On 16.01.2018 20:38, John Rose wrote:
On Jan 16, 2018, at 10:37 AM, Rony G. Flatscher <rony.flatsc...@wu.ac.at> wrote:
Well that is probably the core of the problem: who needs to be the subclass,
the reflector or the
object to be reflected upon (whose inheritance tree is being walked up towards
the root class, and
if public or protected members are found reflectively accessed)?
Quick comment:
With the core reflection API, the reflector's permissions
are derived from the reflector, not the class being investigated.
This works fine when a class reflects itself but is not so good for frameworks.
well said.
The reflection API in java.lang.invoke, though more limited, does
support rights delegation through the Lookup object. This means
that your "patient" class doesn't need to do the reflection work;
it can merely create a private lookup in itself and hand it to the
framework, which can do the reflection on behalf of the patient.

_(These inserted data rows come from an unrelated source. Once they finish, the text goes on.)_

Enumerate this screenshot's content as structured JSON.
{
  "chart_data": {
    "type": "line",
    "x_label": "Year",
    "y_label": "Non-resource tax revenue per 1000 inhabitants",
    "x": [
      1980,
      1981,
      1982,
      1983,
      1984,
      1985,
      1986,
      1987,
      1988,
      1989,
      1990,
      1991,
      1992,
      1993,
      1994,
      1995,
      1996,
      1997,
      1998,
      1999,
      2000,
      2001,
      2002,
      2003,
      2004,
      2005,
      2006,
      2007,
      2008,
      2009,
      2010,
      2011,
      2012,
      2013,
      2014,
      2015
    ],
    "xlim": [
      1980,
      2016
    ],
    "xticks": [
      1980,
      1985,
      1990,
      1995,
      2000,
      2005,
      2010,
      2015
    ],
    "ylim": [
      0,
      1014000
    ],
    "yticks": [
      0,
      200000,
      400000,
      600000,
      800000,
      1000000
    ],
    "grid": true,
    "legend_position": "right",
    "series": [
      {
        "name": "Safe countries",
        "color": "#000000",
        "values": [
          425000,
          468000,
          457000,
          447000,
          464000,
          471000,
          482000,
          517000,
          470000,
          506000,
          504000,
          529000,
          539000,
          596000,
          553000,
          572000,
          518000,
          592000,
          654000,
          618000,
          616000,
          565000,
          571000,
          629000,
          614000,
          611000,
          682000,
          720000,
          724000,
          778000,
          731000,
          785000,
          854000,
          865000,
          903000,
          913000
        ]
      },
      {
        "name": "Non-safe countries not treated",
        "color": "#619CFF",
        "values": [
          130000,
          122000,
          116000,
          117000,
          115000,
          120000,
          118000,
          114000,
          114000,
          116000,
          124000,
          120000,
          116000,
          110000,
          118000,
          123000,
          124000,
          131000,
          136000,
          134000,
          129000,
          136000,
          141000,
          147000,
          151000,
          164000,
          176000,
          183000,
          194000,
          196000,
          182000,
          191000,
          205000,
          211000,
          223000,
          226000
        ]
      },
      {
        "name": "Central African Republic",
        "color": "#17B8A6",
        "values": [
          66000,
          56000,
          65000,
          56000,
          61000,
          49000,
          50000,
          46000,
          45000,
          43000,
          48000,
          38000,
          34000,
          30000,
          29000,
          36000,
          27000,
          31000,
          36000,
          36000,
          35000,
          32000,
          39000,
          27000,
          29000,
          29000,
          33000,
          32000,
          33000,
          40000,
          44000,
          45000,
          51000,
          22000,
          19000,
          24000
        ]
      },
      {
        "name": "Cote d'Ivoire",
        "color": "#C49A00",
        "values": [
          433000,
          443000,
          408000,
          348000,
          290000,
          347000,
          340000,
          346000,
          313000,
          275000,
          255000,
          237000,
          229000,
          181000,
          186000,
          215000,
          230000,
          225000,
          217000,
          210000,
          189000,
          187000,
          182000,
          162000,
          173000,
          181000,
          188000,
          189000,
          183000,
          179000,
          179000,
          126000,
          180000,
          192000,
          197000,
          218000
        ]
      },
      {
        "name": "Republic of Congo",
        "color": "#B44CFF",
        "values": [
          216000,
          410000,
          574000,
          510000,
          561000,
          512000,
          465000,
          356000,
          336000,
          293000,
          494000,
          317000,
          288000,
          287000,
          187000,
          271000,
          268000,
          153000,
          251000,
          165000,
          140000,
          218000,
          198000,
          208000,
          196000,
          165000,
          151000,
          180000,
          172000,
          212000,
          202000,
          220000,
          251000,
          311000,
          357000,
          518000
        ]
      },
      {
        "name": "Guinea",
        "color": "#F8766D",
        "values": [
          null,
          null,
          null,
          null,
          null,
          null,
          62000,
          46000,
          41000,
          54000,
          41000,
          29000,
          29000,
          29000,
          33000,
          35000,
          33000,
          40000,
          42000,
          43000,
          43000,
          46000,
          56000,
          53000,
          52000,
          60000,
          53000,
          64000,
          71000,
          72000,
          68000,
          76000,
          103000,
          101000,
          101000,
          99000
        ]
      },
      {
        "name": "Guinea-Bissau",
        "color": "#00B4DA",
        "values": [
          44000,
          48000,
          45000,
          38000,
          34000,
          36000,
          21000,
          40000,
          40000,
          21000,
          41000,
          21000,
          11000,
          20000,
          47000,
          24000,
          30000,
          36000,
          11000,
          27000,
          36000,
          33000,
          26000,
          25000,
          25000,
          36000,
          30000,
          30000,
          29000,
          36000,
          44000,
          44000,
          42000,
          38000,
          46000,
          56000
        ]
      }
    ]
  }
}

which is a big deal of a problem if the class, that is supposed to be
exposed to the framework is not under the control of the framework. And
there is no good solution (rewriting the bytecode for example is no good
solution)
You can even mix the old and new mechanisms (a point I don't
think I've seen on this thread, although I haven't read it all).
Given a private lookup object in some patient P, a framework
class F can create a method handle on a core reflection API
point that is @CallerSensitive (like Class.forName, etc. etc.)
which allows F to call that API point with the same rights as
P, not F.
Groovy is using that kind of logic in the initial invokedynamic
implementation. The problem is that Reflection allowed much more.
Frameworks (and whole languages) did grow around these capabilities. In
Java9 they have no alternative implementation anymore. And I'd like to
especially mention @CallerSensitive... This makes it very very difficult
for frameworks. The more general, the more you have to work around that
kind of logic - up to the point where no workaround is possible anymore
(short of opening for deep reflection, living with thousands of warnings
and an in acceptable commandline usage).